Emile Guimet, Huit jours aux Indes: aujourd’hui surtout connu pour le musée qui porte son nom, Emile Guimet était un grand voyageur et a rédigé de nombreuses études sur l’Asie. Dans ce court récit, il raconte les huit jours qu’il a passé en Inde du Sud en 1876, de Colombo à Madras. Il décrit son voyage mais s’attarde surtout sur les monuments qu’il visite, racontant par la même occasion de nombreuses histoires de la mythologie indienne. Il émet des théories archéologiques et tente de tisser des liens avec la culture antique européenne. Il propose un regard sur l’Inde qui est marqué par son époque mais contenant bien moins de remarques que l’on pourrait considérer comme racistes aujourd’hui que dans d’autres récits. Dommage que l’éditeur ait choisi comme couverture une gravure représentant des minarets d’Ahmedabad, à des lieues de l’architecture hindouiste de l’Inde du Sud.

 

The Oh Bambi ! blouse

Après avoir cousu la jupe bleue, j’ai pensé qu’il serait utile de coudre quelques hauts. Ce que je n’ai encore presque jamais fait (à part une Airelle) et je n’ai donc pas plein de patrons présélectionnés. Et comme j’ai acheté le tissu avant de choisir le patron, le choix était encore plus limité par le métrage. J’ai donc fait simple: la Portrait Blouse de Gretchen Hirsch, dans son premier livre. Pour la taille, j’ai tracé le 10 pour le haut et le 12 pour le bas (j’avais d’abord tracé 8 et 10 mais ça me semblait fort juste et je ne voulais pas coudre de toile). Le tissu est Oh deer ! de Soft Cactus que j’ai acheté dans le très joli magasin de l’avenue des Celtes (à Mérode), Chipote et Papote. Rien à dire, ce patron est facile à coudre. Je n’aime pas trop la tirette sur le côté mais je n’avais qu’à choisir un autre patron ! Le dos est un peu trop blousant (trop grand ?) à mon goût mais pour le reste ce haut fait de l’effet.
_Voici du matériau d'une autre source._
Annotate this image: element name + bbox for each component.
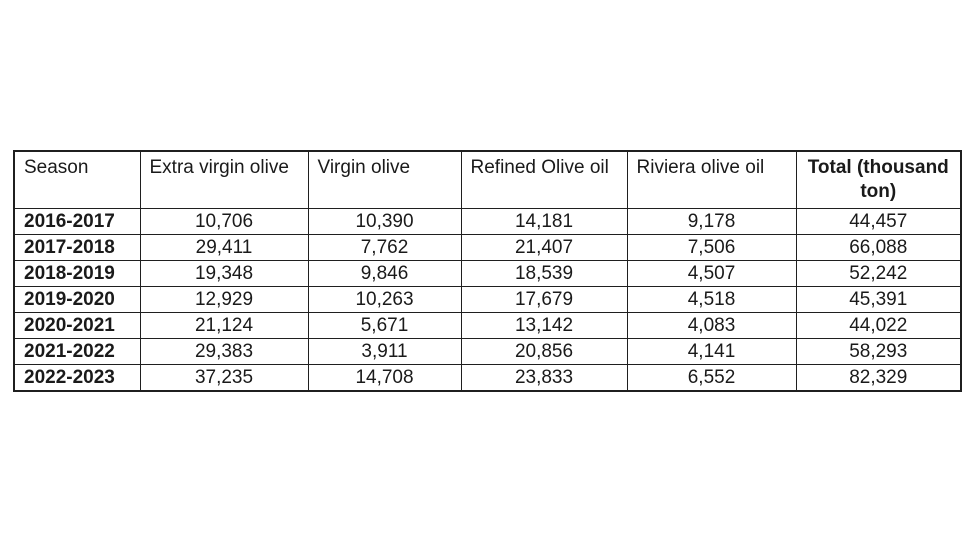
value-cell: 82,329 [795,364,962,392]
value-cell: 13,142 [460,312,628,339]
value-cell: 3,911 [307,338,462,365]
table-body: 2016-2017 10,706 10,390 14,181 9,178 44,… [13,208,962,392]
value-cell: 52,242 [795,260,962,287]
value-cell: 45,391 [795,286,962,313]
value-cell: 29,383 [139,338,309,365]
season-cell: 2018-2019 [13,260,141,287]
value-cell: 7,762 [307,234,462,261]
value-cell: 7,506 [626,234,797,261]
table-header: Season Extra virgin olive Virgin olive R… [13,150,962,209]
column-header-riviera: Riviera olive oil [626,150,797,209]
olive-oil-production-table: Season Extra virgin olive Virgin olive R… [13,150,962,392]
season-cell: 2020-2021 [13,312,141,339]
table-row: 2022-2023 37,235 14,708 23,833 6,552 82,… [13,364,962,392]
table-row: 2017-2018 29,411 7,762 21,407 7,506 66,0… [13,234,962,261]
column-header-season: Season [13,150,141,209]
value-cell: 9,178 [626,208,797,235]
value-cell: 10,390 [307,208,462,235]
season-cell: 2017-2018 [13,234,141,261]
season-cell: 2019-2020 [13,286,141,313]
value-cell: 18,539 [460,260,628,287]
season-cell: 2022-2023 [13,364,141,392]
value-cell: 44,457 [795,208,962,235]
value-cell: 14,708 [307,364,462,392]
value-cell: 12,929 [139,286,309,313]
table-row: 2021-2022 29,383 3,911 20,856 4,141 58,2… [13,338,962,365]
column-header-refined: Refined Olive oil [460,150,628,209]
value-cell: 21,124 [139,312,309,339]
value-cell: 4,507 [626,260,797,287]
value-cell: 10,263 [307,286,462,313]
value-cell: 9,846 [307,260,462,287]
value-cell: 6,552 [626,364,797,392]
value-cell: 4,141 [626,338,797,365]
table-row: 2019-2020 12,929 10,263 17,679 4,518 45,… [13,286,962,313]
value-cell: 14,181 [460,208,628,235]
value-cell: 29,411 [139,234,309,261]
header-row: Season Extra virgin olive Virgin olive R… [13,150,962,209]
value-cell: 17,679 [460,286,628,313]
value-cell: 20,856 [460,338,628,365]
value-cell: 19,348 [139,260,309,287]
value-cell: 66,088 [795,234,962,261]
table-row: 2018-2019 19,348 9,846 18,539 4,507 52,2… [13,260,962,287]
value-cell: 37,235 [139,364,309,392]
column-header-virgin: Virgin olive [307,150,462,209]
table-row: 2020-2021 21,124 5,671 13,142 4,083 44,0… [13,312,962,339]
value-cell: 4,083 [626,312,797,339]
value-cell: 58,293 [795,338,962,365]
value-cell: 44,022 [795,312,962,339]
column-header-extra-virgin: Extra virgin olive [139,150,309,209]
column-header-total: Total (thousand ton) [795,150,962,209]
table-row: 2016-2017 10,706 10,390 14,181 9,178 44,… [13,208,962,235]
value-cell: 4,518 [626,286,797,313]
olive-oil-table-container: Season Extra virgin olive Virgin olive R… [13,150,962,392]
value-cell: 5,671 [307,312,462,339]
value-cell: 10,706 [139,208,309,235]
season-cell: 2021-2022 [13,338,141,365]
season-cell: 2016-2017 [13,208,141,235]
value-cell: 23,833 [460,364,628,392]
value-cell: 21,407 [460,234,628,261]
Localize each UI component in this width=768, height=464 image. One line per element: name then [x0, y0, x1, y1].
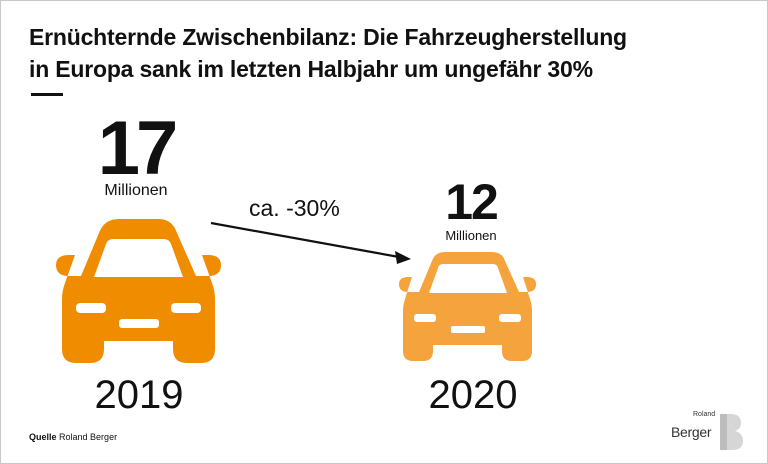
logo-big-text: Berger — [671, 424, 712, 440]
source-text: Roland Berger — [59, 432, 118, 442]
value-2020: 12 — [445, 174, 499, 230]
unit-2020: Millionen — [445, 228, 497, 243]
car-2020-details — [414, 264, 521, 333]
decrease-arrow-icon — [210, 221, 411, 264]
source-label: Quelle — [29, 432, 57, 442]
title-line-1: Ernüchternde Zwischenbilanz: Die Fahrzeu… — [29, 24, 627, 50]
year-2019: 2019 — [94, 373, 184, 417]
roland-berger-logo: Roland Berger — [671, 411, 746, 453]
value-2019: 17 — [97, 106, 179, 191]
car-2019-icon — [56, 219, 221, 363]
source-note: Quelle Roland Berger — [29, 432, 117, 442]
logo-small-text: Roland — [693, 411, 716, 418]
infographic-title: Ernüchternde Zwischenbilanz: Die Fahrzeu… — [29, 21, 627, 85]
change-label: ca. -30% — [249, 195, 340, 221]
unit-2019: Millionen — [104, 182, 168, 199]
logo-b-mark-icon — [720, 414, 743, 450]
title-underline — [31, 93, 63, 96]
year-2020: 2020 — [428, 373, 518, 417]
title-line-2: in Europa sank im letzten Halbjahr um un… — [29, 56, 593, 82]
car-2019-details — [76, 239, 201, 328]
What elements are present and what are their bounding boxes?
Et c’est toujours Carol qui a fait les photos. Merci !

 

Let’s cook our books #10: Shrimp salad

Parfois une recette simplissime peut être excellente ! J’ai trouvé cette salade de crevettes dans le livre de Naomi Duguid, Burma, rivers of flavor et elle compte 9 ingrédients (y compris l’huile pour cuire les crevettes et le sel qui est optionnel). Si comme moi, vous êtes vraiment paresseux, vous pouvez acheter des crevettes déjà cuites. Bref, il faut couper ces crevettes à la diagonale en morceaux d’un centimètre environ, les mettre dans un bol, ajouter des oignons de printemps coupés, du concombre en bâtonnets, de la coriandre, du piment frais ou en poudre (le pimiento espagnol était bien piquant et faisait l’affaire), une cuillère à café de sauce de poisson et deux cuillères à soupe de jus de citron vert. Mélanger. Manger.